On Wednesday, Sherman explained his reasoning to reporters:
“There was no whistle,” Sherman said Wednesday. “So the league goes back and hindsights everything and says this and says that because they want to appease the fans, but I know the rulebook, and I know exactly what I was doing on the play.
“It's very similar to a free play for all the uninformed people out there. If you watch Aaron Rodgers or any team, they draw a team offside, and if a guy comes scot-free at the quarterback and he's about to get hit in the face, the refs will usually blow it dead then so the quarterback doesn't get hit. But if a guy's not coming scot-free, they'll let the play go on, and a lot of teams score touchdowns like that. They were doing the same thing. If the kick would have gone through, they would have said good kick, declined the penalty, field goal good.
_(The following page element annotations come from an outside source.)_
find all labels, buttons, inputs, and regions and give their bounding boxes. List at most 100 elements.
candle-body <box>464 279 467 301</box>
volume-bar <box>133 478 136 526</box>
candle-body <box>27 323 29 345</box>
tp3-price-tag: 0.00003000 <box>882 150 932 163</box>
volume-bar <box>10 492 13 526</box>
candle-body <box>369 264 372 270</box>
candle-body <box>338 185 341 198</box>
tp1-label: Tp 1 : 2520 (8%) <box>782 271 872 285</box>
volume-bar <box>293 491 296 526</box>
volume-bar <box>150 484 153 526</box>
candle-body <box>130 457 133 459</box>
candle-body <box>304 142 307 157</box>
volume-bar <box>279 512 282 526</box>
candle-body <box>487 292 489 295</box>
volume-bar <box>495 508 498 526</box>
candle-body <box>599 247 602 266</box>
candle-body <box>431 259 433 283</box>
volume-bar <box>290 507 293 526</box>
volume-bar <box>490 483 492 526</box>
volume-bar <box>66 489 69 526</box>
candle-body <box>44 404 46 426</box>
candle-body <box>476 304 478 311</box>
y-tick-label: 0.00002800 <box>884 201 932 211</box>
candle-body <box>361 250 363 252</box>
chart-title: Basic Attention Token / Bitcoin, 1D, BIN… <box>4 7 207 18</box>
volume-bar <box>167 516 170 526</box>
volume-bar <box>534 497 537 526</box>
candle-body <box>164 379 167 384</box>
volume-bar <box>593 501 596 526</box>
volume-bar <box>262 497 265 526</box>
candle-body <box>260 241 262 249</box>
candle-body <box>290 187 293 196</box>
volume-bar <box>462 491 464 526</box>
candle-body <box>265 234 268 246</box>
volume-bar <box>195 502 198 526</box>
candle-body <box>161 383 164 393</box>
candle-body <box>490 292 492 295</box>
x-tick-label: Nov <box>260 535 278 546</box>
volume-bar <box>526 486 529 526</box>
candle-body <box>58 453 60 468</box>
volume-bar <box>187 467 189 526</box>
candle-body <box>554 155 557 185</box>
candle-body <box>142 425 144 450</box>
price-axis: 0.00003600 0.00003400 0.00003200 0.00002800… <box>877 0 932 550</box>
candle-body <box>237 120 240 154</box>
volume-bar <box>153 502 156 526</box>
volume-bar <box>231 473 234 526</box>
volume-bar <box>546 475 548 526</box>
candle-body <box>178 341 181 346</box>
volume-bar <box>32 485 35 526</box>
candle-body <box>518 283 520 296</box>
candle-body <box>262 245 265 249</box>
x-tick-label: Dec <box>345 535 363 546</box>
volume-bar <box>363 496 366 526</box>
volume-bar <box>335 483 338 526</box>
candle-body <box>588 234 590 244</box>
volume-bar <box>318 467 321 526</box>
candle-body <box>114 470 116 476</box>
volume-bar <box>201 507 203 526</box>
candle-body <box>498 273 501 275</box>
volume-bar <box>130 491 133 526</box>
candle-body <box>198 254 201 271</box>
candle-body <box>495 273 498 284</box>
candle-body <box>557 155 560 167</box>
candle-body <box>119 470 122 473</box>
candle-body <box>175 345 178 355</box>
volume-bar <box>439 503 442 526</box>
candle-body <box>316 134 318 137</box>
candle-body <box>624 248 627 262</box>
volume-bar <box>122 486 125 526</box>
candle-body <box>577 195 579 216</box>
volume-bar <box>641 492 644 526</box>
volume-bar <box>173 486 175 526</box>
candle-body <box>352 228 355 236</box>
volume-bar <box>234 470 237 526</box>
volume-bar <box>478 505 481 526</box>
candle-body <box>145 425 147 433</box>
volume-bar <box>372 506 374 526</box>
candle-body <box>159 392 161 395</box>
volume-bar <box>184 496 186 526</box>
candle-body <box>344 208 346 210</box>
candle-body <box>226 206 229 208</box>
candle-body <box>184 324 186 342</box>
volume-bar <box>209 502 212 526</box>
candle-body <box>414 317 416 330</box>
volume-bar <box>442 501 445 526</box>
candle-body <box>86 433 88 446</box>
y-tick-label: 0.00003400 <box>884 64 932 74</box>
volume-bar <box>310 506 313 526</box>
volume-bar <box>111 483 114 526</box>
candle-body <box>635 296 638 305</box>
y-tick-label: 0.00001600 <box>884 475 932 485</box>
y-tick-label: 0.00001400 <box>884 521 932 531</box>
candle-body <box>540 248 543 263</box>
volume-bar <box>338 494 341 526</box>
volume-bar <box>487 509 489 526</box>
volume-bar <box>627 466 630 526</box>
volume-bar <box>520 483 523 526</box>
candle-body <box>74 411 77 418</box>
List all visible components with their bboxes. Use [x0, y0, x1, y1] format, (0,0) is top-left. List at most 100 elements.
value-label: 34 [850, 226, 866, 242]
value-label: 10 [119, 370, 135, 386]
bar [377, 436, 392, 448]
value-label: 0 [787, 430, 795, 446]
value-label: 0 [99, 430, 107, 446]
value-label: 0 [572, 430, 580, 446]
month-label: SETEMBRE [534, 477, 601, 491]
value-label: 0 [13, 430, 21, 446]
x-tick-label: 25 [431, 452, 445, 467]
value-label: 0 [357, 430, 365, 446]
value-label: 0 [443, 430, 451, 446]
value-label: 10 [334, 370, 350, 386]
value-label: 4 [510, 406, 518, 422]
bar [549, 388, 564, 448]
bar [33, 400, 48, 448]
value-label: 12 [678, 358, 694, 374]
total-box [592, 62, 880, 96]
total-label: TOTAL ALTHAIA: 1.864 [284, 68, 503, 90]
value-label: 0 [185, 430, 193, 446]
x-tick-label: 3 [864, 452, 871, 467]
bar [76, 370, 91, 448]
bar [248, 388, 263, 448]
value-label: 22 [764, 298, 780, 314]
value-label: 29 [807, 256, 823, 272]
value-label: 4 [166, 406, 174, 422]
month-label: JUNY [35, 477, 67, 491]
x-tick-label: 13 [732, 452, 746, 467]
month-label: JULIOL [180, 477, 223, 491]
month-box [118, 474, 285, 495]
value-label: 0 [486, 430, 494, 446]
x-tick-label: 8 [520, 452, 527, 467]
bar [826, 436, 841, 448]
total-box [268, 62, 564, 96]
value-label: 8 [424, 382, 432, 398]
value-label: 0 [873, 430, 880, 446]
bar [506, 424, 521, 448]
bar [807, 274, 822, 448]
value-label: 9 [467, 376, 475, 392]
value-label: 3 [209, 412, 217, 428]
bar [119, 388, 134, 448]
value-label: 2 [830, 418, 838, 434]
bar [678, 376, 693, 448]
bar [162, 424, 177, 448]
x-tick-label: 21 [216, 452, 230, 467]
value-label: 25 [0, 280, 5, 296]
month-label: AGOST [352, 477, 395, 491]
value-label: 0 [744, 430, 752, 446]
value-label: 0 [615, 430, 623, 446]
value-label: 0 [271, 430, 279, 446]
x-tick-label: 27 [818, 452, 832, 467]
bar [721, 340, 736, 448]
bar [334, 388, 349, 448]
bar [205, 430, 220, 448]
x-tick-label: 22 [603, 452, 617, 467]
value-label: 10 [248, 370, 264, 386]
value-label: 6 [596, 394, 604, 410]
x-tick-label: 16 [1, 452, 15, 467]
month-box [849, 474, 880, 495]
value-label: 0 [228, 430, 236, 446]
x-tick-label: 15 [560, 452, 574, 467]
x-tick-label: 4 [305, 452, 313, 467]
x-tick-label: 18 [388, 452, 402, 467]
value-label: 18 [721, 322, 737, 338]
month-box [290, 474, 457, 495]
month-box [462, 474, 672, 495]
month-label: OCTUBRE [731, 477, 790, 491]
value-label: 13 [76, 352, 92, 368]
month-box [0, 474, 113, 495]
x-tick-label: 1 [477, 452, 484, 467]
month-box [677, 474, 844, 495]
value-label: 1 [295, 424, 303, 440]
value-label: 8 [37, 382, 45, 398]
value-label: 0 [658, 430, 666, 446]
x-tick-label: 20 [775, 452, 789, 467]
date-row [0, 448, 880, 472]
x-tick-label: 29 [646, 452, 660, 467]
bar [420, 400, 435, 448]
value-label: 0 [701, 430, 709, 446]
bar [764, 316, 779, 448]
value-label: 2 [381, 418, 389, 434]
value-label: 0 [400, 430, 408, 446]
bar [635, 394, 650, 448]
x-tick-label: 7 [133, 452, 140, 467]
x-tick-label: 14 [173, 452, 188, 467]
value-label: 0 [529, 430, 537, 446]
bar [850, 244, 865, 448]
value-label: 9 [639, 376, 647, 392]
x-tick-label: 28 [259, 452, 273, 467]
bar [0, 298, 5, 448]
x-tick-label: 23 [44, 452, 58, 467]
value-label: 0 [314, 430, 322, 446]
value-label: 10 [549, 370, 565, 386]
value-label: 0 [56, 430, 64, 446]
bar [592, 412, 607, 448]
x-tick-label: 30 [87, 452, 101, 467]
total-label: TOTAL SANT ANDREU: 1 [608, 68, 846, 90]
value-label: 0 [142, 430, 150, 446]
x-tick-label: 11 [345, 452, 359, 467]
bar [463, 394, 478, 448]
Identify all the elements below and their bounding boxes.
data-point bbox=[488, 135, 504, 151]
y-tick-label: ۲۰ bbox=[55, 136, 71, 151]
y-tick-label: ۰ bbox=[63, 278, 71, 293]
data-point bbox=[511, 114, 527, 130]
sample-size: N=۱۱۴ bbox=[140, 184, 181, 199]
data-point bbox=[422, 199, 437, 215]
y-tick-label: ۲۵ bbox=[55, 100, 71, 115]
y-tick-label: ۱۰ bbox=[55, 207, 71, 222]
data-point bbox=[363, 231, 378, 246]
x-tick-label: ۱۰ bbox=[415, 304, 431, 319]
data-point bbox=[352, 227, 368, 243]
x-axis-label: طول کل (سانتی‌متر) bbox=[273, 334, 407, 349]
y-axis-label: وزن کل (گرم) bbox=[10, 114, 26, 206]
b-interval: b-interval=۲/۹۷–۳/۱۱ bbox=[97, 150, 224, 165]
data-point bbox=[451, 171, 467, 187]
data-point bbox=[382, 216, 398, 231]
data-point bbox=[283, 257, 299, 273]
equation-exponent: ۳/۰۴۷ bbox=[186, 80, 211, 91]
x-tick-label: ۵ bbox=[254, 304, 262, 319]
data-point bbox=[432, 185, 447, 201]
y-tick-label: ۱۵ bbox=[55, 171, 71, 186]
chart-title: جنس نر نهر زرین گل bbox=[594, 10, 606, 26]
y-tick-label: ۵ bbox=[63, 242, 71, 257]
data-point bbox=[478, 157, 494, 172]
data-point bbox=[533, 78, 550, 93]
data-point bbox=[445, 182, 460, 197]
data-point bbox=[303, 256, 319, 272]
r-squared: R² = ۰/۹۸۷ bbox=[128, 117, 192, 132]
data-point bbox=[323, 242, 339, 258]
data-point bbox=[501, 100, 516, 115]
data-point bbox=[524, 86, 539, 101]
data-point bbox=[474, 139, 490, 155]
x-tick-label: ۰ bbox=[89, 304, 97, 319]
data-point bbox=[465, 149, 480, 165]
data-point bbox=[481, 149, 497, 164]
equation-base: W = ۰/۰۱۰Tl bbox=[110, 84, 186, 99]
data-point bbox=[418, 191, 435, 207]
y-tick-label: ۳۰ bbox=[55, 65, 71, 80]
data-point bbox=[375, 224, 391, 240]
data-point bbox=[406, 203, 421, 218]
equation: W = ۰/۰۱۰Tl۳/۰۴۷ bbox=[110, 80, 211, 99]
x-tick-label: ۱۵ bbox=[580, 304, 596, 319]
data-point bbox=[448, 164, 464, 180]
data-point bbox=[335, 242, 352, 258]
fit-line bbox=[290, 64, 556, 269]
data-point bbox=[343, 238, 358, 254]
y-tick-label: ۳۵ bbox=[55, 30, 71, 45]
They've got three points. But they didn't blow the ball dead until he kicked it, so that is what it is.”
According to a separate report from ESPN.com, Monday night's officiating crew is not expected to be disciplined for the failure to blow the whistle dead or any of the other potential mistakes made at the end of the half:
The crew members will, however, be evaluated under the standard process that holds them accountable for every call in each game, those they make and those they do not. Grades accumulate throughout season and top-rated officials receive postseason assignments. Officials who perform below standard are let go if they don't show improvement.